SEARS HOLDINGS CORP | 2013 | FY | 3


Property and Equipment
Property and equipment are recorded at cost, less accumulated depreciation. Additions and substantial improvements are capitalized and include expenditures that materially extend the useful lives of existing facilities and equipment. Maintenance and repairs that do not materially improve or extend the lives of the respective assets are expensed as incurred.
Depreciation expense, which includes depreciation on assets under capital leases, is recorded over the estimated useful lives of the respective assets using the straight-line method for financial statement purposes, and accelerated methods for tax purposes.
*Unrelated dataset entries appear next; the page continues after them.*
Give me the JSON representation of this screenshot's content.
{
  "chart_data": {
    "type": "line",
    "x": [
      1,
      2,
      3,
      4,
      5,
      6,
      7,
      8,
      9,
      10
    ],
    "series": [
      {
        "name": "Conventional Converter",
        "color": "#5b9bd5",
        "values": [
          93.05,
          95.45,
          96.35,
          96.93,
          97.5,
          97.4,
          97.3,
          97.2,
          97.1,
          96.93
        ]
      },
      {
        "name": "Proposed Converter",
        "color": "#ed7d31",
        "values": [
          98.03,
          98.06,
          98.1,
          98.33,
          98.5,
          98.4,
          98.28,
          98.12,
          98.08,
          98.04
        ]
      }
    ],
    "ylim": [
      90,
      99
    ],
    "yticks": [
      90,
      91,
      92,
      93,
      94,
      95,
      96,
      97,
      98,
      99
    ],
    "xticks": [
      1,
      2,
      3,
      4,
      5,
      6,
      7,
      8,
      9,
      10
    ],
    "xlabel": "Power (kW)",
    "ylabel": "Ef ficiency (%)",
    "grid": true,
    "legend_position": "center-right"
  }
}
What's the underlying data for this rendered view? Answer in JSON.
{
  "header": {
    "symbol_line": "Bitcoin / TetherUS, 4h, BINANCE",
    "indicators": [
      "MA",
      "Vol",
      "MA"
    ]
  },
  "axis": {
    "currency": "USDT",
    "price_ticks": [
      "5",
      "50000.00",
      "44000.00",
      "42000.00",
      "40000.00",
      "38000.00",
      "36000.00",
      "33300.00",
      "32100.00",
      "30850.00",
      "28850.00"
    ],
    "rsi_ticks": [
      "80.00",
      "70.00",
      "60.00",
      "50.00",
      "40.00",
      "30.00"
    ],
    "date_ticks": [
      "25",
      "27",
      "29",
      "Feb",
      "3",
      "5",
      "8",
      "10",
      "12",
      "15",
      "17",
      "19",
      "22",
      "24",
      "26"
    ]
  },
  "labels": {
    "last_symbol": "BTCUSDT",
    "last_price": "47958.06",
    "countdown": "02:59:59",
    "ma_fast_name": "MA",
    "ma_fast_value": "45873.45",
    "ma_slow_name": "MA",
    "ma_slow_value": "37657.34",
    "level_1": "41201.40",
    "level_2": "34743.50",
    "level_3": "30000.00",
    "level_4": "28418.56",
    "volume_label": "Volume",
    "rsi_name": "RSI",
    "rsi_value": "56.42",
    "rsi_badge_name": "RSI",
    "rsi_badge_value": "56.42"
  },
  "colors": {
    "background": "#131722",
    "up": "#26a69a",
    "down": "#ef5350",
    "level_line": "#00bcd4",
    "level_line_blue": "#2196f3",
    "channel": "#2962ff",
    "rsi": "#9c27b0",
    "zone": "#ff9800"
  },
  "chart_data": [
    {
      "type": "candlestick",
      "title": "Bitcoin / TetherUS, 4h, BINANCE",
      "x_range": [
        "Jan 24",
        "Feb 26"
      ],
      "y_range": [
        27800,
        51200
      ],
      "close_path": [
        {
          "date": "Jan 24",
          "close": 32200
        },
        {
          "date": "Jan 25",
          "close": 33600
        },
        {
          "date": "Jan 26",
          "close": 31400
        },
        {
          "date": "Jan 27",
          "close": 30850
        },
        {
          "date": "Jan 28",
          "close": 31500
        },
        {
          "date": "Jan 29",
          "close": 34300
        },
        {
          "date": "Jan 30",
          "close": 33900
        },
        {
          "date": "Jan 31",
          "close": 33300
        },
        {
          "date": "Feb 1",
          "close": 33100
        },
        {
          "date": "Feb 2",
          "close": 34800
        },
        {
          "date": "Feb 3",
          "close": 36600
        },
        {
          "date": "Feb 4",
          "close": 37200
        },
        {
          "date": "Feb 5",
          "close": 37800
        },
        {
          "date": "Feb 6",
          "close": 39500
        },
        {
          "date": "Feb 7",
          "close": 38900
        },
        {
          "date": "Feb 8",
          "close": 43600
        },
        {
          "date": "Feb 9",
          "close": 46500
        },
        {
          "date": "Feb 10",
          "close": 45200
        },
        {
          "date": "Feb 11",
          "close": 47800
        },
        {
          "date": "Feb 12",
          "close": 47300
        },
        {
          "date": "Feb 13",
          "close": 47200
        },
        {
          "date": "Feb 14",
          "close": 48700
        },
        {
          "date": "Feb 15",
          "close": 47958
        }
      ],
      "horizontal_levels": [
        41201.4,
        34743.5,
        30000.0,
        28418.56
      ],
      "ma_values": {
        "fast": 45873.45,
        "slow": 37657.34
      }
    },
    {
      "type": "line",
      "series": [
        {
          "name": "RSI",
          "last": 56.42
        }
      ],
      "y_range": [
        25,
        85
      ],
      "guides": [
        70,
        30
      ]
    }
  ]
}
The range of lives are generally 20 to 50 years for buildings, 3 to 10 years for furniture, fixtures and equipment, and 3 to 5 years for computer systems and computer equipment. Leasehold improvements are depreciated over the shorter of the associated lease term or the estimated useful life of the asset. Depreciation expense included within depreciation and amortization expense reported on the Consolidated Statements of Operations was $703 million, $778 million, and $798 million for the years ended February 1, 2014, February 2, 2013 and January 28, 2012, respectively.
Primarily as a result of store closing actions, certain property and equipment are considered held for sale. The value of assets held for sale was $39 million and $57 million at February 1, 2014 and February 2, 2013, respectively. These assets were included in prepaid expenses and other current assets in the Consolidated Balance Sheets at February 1, 2014 and February 2, 2013 at the lower of their historical net book value or their estimated fair value, less estimated costs to sell. We expect to sell the properties within a year and we continually remarket them. Substantially all assets held for sale are held within the Sears Domestic segment.